Zaten bundan iş bulmak zor, kimse kimseye kolay kolay referans da olmuyor. Birine referans olursun, para çalar gider. Senden alırlar. Ya da senin üzerinden bulurlar, söylememe şansın yok.


- Hiç şahit oldun mu böyle şeylere?

Oldum. Birisi kasadan para çalıyormuş. Ayrıntısını anlatamam ama şirketten attılar. Bir daha başka bir şirkette çalışması zor.

İşte bahsettiğim gasp çetelerini bu atılanlar kuruyor. Başka çaresi kalmayınca bizi gasp etmeye çalışıyorlar...


"Önlenemez bir suç imparatorluğu..."

H.K. gibi gençlerin sayısı giderek artıyor, kendisinin de söylediği gibi artık bu işi yapmak için sırada bekleyen, referans arayan binlerce genç var.

Yasadışı bahis İstanbul, İzmir ve Ankara gibi büyükşehirlerin yanında, Anadolu'nun ücra kasabalarına kadar yayıldı.

Her futbol sezonu başladığında yapılan operasyonların caydırıcı olmadığını da görüyoruz.

Konuyu yakından takip eden gazeteci Cengiz Erdinç'e gittikçe büyüyen yasadışı bahis ağını sorduğumuzda organize suçun kurumsallaşmasından bahsetti:

Yasadışı bahis ve kumar, dönen nakit para üzerinden organize suç zincirini tepeden yukarıyla doğru besliyor. Buna mafyanın yeni yakıtı gibi bakabiliriz, müşteri bol, haraç toplamak ya da uyuşturucu satışı gibi riski yüksek değil. Barkodlar ve telefon numaraları üzerinden işleyen para trafiğini ancak belli algoritmalar geliştirerek, sistemin bütününe bakarak izleyebilirsiniz, bu pratikte imkânsız gibi. Zaten devletin de böyle bir isteği olmadığı açık.
 

Cengiz Erdinç.png
Cengiz Erdinç

 

"Bu aslında tabanda örgütlenen bir istihdam biçimi ve klasik mafya faaliyetlerine göre daha adil işleyen, hesabı kitabı belli bir düzen" diyen Cengiz Erdinç, "Gereğinde müdahale eden silahlı güç de var. Fakat organize suçun bu düzeyde kurumsallaşması, kara paranın bu akışı tehlikeli ve bugünden geleceğe ciddi bir tehdit" şeklinde konuştu.

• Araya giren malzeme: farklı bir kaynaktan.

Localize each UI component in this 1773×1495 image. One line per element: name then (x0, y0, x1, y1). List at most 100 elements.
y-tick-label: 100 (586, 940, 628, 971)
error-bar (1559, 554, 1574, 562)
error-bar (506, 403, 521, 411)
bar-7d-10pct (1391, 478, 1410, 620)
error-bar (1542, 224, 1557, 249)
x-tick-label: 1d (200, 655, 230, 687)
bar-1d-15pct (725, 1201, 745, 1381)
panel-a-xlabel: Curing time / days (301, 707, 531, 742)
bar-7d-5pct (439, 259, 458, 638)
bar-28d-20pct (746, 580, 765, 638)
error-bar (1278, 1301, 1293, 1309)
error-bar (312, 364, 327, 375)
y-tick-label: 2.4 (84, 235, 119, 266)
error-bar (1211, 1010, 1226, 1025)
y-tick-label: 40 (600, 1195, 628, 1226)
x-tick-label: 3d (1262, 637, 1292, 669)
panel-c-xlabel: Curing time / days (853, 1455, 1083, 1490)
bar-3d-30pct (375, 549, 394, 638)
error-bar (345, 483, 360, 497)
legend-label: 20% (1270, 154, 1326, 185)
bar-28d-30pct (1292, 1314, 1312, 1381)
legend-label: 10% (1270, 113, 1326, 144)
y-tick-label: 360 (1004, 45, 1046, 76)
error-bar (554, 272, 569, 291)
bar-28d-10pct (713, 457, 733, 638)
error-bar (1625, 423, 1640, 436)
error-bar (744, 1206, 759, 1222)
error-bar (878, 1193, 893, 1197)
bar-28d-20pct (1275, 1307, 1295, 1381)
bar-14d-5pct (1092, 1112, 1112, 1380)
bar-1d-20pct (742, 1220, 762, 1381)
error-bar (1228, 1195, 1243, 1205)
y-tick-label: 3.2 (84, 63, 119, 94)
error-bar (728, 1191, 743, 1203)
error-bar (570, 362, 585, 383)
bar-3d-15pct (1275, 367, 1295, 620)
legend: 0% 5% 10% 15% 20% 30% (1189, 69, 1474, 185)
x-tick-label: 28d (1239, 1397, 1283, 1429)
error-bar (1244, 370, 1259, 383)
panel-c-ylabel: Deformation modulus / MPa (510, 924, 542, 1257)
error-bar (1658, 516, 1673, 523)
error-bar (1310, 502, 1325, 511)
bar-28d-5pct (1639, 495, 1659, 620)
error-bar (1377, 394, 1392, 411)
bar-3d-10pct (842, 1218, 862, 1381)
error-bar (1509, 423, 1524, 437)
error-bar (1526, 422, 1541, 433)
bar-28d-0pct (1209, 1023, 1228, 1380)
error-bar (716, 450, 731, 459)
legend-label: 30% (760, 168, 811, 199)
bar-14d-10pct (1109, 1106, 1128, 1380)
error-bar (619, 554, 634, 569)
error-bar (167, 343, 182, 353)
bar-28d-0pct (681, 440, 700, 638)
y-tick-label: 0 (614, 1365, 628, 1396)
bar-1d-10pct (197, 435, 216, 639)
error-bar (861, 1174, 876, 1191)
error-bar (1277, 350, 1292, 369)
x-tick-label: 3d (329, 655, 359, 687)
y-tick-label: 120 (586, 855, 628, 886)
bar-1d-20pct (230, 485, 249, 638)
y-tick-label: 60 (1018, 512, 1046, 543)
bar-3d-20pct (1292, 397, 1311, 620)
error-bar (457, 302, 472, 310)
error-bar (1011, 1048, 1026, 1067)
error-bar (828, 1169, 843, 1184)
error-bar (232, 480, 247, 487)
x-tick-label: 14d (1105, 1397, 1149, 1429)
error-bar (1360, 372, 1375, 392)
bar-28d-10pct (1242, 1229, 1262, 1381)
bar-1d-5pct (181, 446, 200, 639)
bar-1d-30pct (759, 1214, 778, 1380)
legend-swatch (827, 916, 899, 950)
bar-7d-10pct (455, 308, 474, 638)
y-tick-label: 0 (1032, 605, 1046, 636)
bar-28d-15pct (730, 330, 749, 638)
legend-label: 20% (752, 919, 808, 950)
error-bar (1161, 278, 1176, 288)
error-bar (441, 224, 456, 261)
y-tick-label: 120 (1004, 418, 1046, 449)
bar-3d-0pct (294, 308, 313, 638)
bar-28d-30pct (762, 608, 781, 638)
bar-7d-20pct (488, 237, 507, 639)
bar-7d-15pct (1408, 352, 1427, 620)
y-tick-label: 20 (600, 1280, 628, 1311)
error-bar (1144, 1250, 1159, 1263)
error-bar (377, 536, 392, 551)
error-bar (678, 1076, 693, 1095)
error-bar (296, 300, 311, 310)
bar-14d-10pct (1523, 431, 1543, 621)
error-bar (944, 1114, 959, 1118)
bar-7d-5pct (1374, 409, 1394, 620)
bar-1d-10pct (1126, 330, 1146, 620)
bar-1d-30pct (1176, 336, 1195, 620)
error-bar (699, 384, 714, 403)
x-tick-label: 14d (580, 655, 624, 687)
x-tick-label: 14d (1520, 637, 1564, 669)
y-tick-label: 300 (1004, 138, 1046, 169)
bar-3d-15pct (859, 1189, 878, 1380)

Erdinç, son olarak "Bahiste 'öğrenen' bu organizasyonlar gasp, haraç ve uyuşturucu gibi zaten kontrol edilmesi güç faaliyetleri ve ilişkileri, çok daha başka bir seviyeye, önlenemez bir organize suç imparatorluğuna yükseltecektir" ifadeleriyle sözlerini tamamladı.